Enjoy reliable web scraping thanks to rigourous quality controls
When you crawl the web multiple third parties control the source of your data. Even when site owners have no particular desire to stop your data-gathering efforts, they do have their own agendas. They may, for example, change the structure of their site at any time, create inconsistently formatted content, publish false data, suffer downtime, be the victim of spammers, etc. All of these occurrences can have a visible and potentially costly effect on your data feed.
Stratalis mitigates the consequences of these disturbances with continuous sanity monitoring and quality assurance procedures.
Sanity monitoring means that we check that the data feed we generate is within expected set-bounds: not too big, not too small and not too different from the day before.
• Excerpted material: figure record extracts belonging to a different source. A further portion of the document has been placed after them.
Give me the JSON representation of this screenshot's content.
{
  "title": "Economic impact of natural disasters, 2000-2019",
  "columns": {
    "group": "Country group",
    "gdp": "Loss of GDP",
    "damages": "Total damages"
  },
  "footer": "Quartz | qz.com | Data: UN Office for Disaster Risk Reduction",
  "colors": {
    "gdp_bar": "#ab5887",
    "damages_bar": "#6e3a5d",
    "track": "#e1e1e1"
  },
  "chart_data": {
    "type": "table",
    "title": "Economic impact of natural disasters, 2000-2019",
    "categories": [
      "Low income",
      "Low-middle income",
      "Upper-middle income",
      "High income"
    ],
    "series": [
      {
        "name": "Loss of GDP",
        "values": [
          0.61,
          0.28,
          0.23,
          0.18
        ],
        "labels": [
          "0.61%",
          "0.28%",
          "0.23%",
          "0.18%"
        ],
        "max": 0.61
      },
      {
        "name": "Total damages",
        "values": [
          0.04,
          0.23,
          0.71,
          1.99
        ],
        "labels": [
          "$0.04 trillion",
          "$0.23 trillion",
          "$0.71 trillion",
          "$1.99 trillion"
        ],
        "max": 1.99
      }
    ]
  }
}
If any of these happens, one of our operational staff will look into it and decides whether there is a need to take corrective action.
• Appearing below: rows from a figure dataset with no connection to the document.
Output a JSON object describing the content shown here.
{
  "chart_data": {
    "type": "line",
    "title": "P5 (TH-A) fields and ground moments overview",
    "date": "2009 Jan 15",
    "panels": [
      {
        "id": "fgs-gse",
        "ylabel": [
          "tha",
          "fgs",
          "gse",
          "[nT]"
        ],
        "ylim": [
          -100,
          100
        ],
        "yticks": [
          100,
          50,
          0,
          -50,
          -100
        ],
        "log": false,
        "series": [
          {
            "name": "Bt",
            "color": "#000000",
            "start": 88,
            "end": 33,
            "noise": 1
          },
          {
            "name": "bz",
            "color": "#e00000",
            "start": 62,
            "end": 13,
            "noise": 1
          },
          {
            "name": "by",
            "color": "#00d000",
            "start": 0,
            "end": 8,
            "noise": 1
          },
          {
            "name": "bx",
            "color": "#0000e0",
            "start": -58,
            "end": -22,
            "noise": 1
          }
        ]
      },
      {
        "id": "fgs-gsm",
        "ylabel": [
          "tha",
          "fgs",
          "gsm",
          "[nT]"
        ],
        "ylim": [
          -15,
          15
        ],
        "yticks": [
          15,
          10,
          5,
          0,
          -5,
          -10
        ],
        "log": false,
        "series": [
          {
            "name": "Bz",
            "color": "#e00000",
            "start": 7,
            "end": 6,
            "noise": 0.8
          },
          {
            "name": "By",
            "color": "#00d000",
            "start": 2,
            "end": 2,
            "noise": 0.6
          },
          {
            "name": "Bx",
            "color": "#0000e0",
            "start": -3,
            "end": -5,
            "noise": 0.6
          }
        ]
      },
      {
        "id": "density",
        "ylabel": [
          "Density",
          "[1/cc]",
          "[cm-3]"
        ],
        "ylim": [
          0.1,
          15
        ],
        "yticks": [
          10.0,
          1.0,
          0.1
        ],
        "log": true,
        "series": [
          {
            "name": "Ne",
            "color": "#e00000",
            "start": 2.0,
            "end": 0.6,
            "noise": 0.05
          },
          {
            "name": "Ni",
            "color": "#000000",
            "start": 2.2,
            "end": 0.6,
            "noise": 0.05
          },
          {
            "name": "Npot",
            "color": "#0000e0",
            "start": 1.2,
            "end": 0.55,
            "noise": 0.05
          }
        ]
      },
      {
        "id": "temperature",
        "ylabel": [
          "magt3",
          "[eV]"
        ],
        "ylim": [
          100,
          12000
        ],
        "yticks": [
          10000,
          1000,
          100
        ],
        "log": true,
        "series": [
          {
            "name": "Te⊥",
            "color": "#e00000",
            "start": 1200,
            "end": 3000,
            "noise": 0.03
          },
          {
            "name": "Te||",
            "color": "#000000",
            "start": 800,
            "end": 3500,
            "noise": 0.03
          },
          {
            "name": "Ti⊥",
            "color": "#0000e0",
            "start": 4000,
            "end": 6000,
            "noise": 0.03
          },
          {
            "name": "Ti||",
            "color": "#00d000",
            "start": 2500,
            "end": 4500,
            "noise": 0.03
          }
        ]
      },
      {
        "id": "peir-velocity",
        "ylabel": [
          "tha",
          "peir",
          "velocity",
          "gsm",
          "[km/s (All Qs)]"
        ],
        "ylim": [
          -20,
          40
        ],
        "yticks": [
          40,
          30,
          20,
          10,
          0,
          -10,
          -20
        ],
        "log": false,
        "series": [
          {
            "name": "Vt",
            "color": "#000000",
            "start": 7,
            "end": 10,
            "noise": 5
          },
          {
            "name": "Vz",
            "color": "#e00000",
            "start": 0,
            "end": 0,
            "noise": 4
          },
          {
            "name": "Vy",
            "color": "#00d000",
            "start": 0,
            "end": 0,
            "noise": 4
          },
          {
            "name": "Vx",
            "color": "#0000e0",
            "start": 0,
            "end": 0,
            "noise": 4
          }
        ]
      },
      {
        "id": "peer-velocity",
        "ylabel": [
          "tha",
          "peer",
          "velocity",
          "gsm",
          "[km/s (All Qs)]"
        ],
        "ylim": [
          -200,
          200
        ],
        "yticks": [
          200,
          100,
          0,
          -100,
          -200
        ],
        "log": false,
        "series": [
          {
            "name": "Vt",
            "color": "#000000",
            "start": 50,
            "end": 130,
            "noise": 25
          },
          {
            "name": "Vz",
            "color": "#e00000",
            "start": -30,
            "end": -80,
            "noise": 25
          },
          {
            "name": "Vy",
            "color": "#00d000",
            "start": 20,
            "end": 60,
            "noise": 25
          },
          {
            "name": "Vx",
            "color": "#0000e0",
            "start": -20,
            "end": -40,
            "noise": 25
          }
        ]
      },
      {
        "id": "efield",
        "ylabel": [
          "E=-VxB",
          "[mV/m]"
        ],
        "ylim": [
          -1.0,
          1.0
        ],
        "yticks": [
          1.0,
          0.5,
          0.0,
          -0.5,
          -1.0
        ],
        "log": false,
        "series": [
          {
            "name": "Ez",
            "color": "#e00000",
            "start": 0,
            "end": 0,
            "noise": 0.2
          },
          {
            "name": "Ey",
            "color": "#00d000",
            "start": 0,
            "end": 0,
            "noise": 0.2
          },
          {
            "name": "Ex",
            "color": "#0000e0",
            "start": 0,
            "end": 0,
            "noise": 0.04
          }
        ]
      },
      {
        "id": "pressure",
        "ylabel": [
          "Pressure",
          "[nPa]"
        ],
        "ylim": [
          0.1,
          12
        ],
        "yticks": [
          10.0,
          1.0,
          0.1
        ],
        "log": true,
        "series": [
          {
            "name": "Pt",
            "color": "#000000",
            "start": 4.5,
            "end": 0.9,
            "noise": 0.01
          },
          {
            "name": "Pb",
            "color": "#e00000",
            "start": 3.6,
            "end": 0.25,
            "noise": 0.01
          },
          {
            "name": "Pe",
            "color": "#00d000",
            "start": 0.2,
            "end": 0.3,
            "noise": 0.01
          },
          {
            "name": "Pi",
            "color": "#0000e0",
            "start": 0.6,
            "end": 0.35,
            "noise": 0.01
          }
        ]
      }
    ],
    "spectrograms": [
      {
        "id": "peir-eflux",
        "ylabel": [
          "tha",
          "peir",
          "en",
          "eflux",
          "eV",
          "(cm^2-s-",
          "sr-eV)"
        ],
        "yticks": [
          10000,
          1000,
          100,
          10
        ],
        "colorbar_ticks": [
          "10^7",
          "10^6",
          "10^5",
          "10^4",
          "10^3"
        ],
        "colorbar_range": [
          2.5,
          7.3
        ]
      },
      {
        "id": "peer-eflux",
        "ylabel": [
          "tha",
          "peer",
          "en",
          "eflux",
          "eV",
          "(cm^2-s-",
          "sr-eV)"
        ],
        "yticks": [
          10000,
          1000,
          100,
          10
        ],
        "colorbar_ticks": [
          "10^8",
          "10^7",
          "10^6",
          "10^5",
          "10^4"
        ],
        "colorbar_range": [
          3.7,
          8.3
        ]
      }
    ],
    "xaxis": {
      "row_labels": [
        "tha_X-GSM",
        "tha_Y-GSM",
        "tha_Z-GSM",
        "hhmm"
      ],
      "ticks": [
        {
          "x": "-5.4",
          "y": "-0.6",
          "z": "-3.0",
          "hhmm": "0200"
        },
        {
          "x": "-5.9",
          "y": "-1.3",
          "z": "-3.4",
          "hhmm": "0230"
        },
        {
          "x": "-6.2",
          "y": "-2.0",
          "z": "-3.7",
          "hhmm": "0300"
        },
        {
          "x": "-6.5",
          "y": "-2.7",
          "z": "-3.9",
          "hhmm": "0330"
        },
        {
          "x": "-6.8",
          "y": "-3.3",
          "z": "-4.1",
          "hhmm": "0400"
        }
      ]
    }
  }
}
Quality assurance is a process through which a quality assurance operator regularly verifies a random sample of your data feed. A software application tells the operator where to look for information and asks questions about important fields. The operator for this process does not know what the robot found and what would be expected. If their input doesn’t match the robot’s results, we take a deeper look into it to see who did not find the correct information. If it is the robot we take corrective action.
All projects do not have the same data quality demands, so we let you decide your preferred Quality Assurance strategy from our offering, ranging from just automated sanity checking to full-time dedicated Quality Assurance agents.